Analyses from both Atlanta and Chicago found that despite stay at home orders, areas with lower-income populations and more essential workers had smaller ridership losses. These trends in essential worker demographics and bus ridership provide a likely explanation as to why buses lost less ridership than rail. However, we still saw transit systems prioritize rail service over bus service.

Although this pandemic has resulted in many firsts, we can see it has also reinforced some of the inequitable transportation priorities embedded in our society. Overcoming these issues requires both top-down and bottom-up policy approaches. First, from an operations policy point of view, transit systems need to rethink how they deliver transit service and, possibly just as importantly, how to step it back when necessary. In the event of another community emergency like a pandemic, existing operational policies define our services. Without a plan or proper forethought transit services are shaped by status quo biases and the loudest political voices meaning rail, themode that serves the more privileged and gets the most political attention (as argued by Garrett and Taylor and Taylor and Morris), is prioritized. In an emergency, there isn’t time to do much else.
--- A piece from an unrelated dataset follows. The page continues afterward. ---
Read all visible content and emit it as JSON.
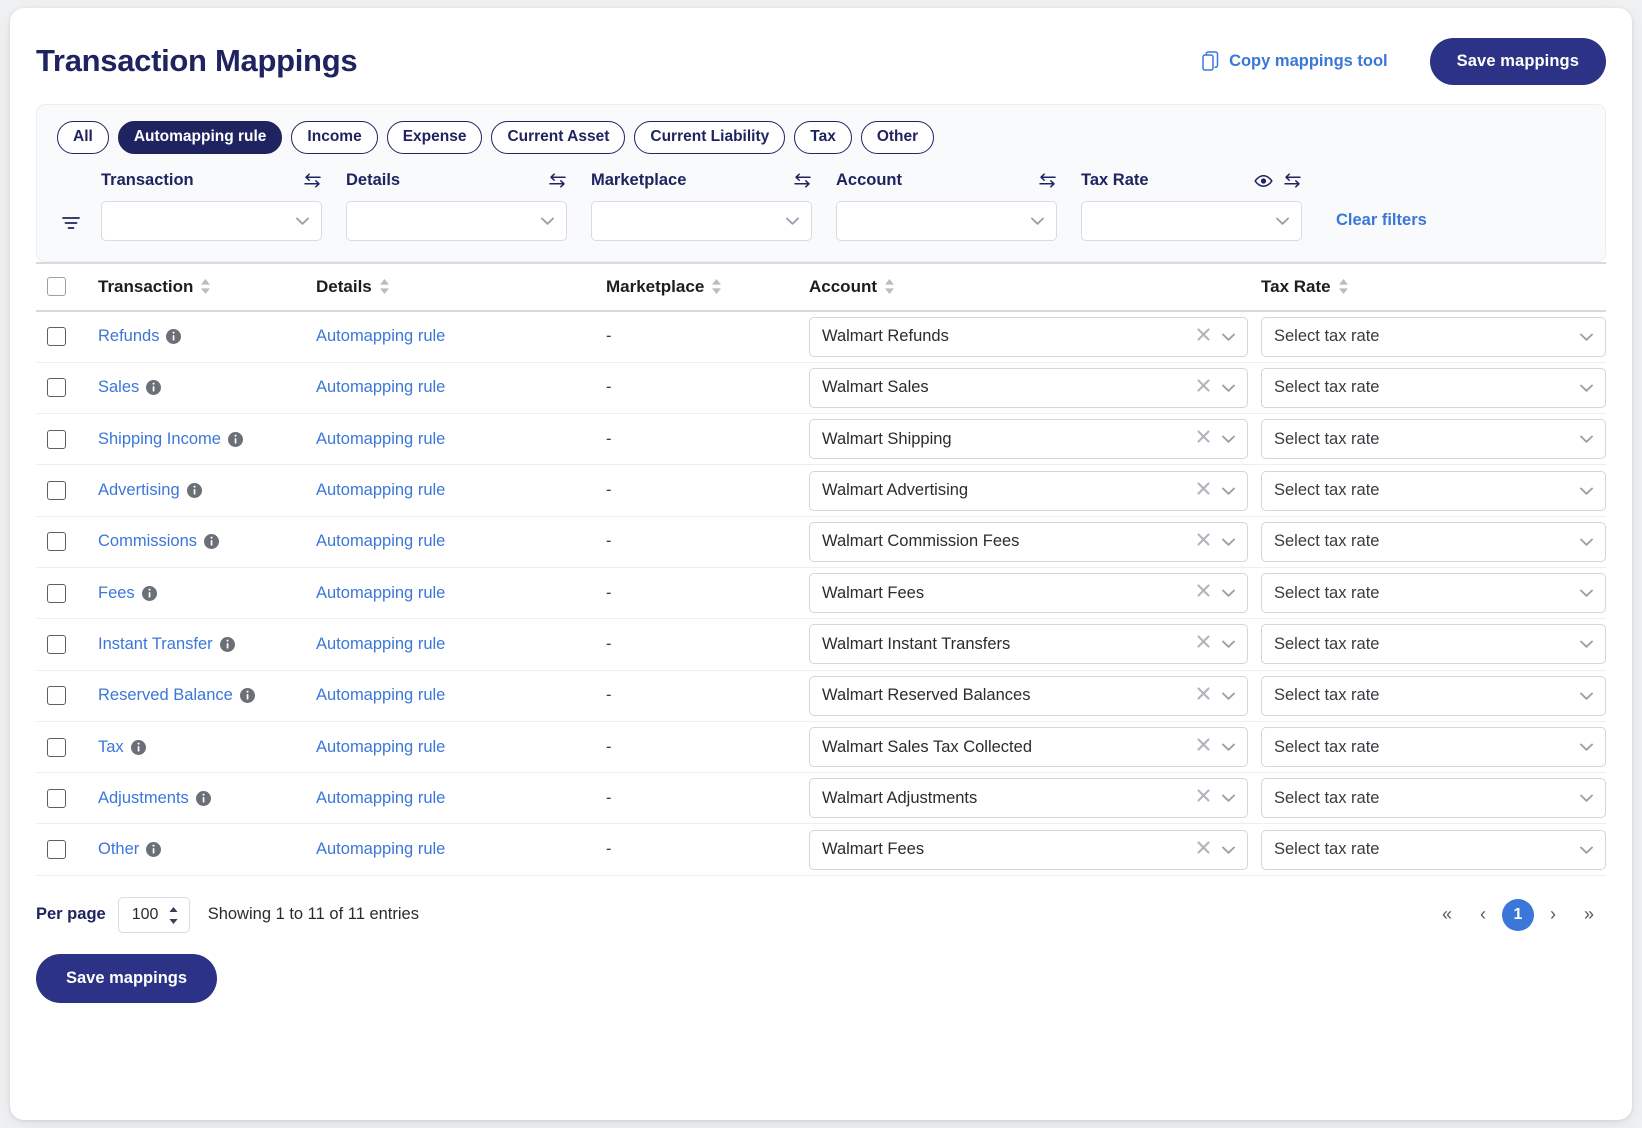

However, the responsibility isn’t solely on service planners and transit leadership making strategic operational decisions. We need a change from the top down. The structure of federal transit funding prioritizes more capital-intensive transit services, like rail, generating an incentive to invest in rail over bus. Researchers have been concerned with transit funding reform for decades (see Pickrell 1992, Li and Wachs 2004, and Sanchez and Brenman 2007, for example) but it is still a hurdle that the industry needs to overcome to make transit more equitable and resilient.

Finally, as I have demonstrated, academic research has been highlighting these issues and pushing for reform for decades, but little has changed. So how does change happen? In 1998, Martin Wachs, the inspiration for this essay, wrote:

“In a democracy there is simply no reason to adopt major changes in policy as a result of scholarly studies or technical findings. There is every reason, however, to adopt policies that respond to vocal and persistent interest groups that demonstrate they have staying power in the political arena.”

With the effects of the pandemic fresh in our minds, now is the time to take heed of what Wachs wrote more than two decades ago. We need more than just further research to prioritize the bus; we need the sustained effort of supporters of both transit and of society’s essential workers who rely on it. With people across the political spectrum calling essential workers “heroes,” there is an opportunity to capitalize on political bipartisanship to rebuild our transit systems to benefit those that bore the most cost during the pandemic. With the end potentially in sight, now more than ever, we need to implement true bus priority.